Fraternity Members Learn Lessons from Drunk Driving Tragedy

by journalism379

By: Hayden King

Fraternity brothers of Julius Dozier have had plenty of time to reflect on how losing a close friend in a drunk driving accident impacted their college and current lives.

Ole Miss Alpha Phi Alpha member Julius Dozier and Adrian Cannon, an Alpha Phi Alpha member at Delta State, were killed in a drunk driving incident on May 24, 2008.The accident occurred while Dozier, Cannon, and two friends were driving to Tupelo, Miss. The driver of the second car, Carrie Nichols, was driving under the influence of alcohol when the two-vehicle accident occurred.

The members of Alpha Phi Alpha fraternity lost a brother and a good friend. Many of Julius’ fraternity brothers experienced disbelief that their brother and friend had died.

“I sat there in the dark hoping that it was not Julius, maybe they have him confused with someone else,” said Kenny Rogers, adding that the time after the accident was a difficult one for the fraternity. “It was hard on the members of the chapter. It was a time of sadness, anger, and disbelief for us.”

After Julius died in the drunk driving accident, many of his fraternity brothers were forced to step back and assess their own lives.

“The accident made us pause and reconsider our actions,” said Norris “E.J.” Edney III.

Rogers said the accident really made him consider the consequences of drinking and driving.

“It caused me to reflect on my life and what I possibly could’ve done to someone and their family as well as my own family,” he said.

Parties, social events, and alcohol are often part of a college campus. This can be especially true in fraternities and sororities. Having such a tragic event that involved alcohol was a large shock to Julius’ fraternity brothers.

“We (fraternity members) realized we needed to manage risk more seriously,” said Edney.

While those close to Julius were affected by the tragedy, his friends and fraternity brothers tried to continue their social lives as they normally had.

“We still all had a good time, went out, had some drinks,” said Edney. “We just held each other more accountable.”

As a result of the consumption of alcohol on college campuses, the risk of college kids drinking and driving can be high. Rogers admitted that he had taken that risk himself.

“In my younger days I often drank and drove my car,” he said.

Alpha Phi Alpha is not the only Greek organization at Ole Miss to have lost fraternity brothers in a sudden, tragic accident.

Christopher Grimaud, a member of the Phi Kappa Psi fraternity, and Kevin Eagan, a member of Alpha Tau Omega, died in a car accident on Highway 7 near the Ole Miss campus on November 9, 2013.

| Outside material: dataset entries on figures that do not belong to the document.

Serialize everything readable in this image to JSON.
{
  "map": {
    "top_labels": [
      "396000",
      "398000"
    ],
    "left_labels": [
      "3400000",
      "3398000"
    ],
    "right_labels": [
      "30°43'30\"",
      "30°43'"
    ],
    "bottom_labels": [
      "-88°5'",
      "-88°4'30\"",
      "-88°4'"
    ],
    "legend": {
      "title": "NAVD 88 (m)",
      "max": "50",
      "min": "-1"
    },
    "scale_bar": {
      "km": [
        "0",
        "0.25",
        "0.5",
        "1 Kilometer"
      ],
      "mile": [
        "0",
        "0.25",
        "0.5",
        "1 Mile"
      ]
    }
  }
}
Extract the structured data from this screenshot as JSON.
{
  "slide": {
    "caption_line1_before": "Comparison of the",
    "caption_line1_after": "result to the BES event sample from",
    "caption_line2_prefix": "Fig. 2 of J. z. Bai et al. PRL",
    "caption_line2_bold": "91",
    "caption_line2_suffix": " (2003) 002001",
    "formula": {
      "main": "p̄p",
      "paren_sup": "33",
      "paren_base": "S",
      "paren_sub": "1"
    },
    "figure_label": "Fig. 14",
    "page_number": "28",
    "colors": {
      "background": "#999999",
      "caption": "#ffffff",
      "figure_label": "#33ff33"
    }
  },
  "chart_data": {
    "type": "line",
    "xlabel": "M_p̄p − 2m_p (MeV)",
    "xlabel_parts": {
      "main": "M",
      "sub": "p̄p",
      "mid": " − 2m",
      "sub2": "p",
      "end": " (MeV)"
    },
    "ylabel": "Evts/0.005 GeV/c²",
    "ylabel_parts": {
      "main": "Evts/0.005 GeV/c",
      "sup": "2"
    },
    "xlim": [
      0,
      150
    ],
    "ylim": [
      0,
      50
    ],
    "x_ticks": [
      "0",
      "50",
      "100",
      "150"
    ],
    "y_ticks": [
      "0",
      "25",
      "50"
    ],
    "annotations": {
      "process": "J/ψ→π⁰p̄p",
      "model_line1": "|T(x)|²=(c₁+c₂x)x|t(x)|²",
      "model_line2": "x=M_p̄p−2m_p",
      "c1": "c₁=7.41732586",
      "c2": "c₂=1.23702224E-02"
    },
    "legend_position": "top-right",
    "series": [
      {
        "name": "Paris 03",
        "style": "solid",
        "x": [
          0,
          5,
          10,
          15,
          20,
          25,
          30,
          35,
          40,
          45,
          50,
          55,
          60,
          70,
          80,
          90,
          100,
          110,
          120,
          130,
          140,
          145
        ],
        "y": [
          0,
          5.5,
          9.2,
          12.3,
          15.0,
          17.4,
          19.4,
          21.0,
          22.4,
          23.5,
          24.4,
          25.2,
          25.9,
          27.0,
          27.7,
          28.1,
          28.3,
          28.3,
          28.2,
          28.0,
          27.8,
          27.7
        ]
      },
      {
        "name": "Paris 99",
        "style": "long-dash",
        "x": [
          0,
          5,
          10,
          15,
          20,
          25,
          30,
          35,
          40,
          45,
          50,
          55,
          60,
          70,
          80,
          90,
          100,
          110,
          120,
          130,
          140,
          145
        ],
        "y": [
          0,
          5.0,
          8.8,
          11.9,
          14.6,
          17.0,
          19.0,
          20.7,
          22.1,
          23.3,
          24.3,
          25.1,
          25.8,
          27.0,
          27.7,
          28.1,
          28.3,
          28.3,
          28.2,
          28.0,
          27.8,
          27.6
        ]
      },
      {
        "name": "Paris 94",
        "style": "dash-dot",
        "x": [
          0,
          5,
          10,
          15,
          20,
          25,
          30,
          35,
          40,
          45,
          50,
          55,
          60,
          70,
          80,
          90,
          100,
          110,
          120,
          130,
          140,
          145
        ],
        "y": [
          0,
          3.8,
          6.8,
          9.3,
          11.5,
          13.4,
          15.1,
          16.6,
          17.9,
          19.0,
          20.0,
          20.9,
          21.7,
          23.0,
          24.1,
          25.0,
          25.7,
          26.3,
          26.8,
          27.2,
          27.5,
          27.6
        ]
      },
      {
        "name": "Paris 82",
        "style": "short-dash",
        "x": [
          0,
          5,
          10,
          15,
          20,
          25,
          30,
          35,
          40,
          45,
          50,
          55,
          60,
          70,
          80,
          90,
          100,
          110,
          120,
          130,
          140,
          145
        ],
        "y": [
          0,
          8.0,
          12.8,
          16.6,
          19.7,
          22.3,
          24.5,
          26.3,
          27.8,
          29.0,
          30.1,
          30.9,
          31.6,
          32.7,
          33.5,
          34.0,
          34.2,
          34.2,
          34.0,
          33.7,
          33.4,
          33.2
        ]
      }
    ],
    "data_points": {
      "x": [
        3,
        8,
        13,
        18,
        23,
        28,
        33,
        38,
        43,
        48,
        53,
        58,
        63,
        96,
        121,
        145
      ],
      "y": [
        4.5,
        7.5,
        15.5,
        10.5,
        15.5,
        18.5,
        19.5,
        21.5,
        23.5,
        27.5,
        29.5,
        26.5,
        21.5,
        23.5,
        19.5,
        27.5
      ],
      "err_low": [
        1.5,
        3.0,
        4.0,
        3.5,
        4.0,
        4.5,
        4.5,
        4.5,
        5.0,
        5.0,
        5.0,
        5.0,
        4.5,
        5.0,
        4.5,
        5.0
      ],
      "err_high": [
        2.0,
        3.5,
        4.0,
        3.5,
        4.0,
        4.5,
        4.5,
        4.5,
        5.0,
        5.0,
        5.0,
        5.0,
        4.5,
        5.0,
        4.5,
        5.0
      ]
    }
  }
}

Phi Kappa Psi member Sandler Weinberg, a close friend of Eagan, said that accident really had an impact on the members of the fraternity.

“It (the accident) definitely changed some people,” said Weinberg. “It was a wake-up call that this could literally happen to anyone.”

Grimaud’s brother is also a member of Phi Kappa Psi.

According to the National Institute on Alcohol Abuse and Alcoholism, 1,800 college students between the ages of 18 and 24 die each year from alcohol-related unintentional injuries.

Drunk driving is not only a problem among college students, but is also a serious problem nationwide. The latest statistics from 2012 say that more than 10,000 people died in drunk driving crashes that year. That number accounts for 31 percent of all traffic deaths in 2012.

Even with all the statistics and stories, people still get behind the wheel intoxicated. Ole Miss student and Pi Kappa Alpha member Charles Ellzey feels that with the lack of public transportation, driving home is one of the only options.

“Cabs are expensive, Rebel Ride is no longer an option, public transportation in Oxford is terrible, and having fraternity pledges volunteer to be sober drivers is considered hazing,” said Ellzey.

After the accident involving Julius Dozier, Edney said he was more aware of his actions and those of his friends and sometimes had to remind them about what had happened.

“I’ve had to take keys away from friends before, even remind them of why it’s so serious,” said Edney.

Rogers, who is currently an advisor to members of the Alpha Phi Alpha chapter at Ole Miss, says he reminds current members of the dangers of drinking and driving.

“I tell them, ‘You guys don’t need to drink and drive,’” he said. “It will change your life in a matter in seconds.”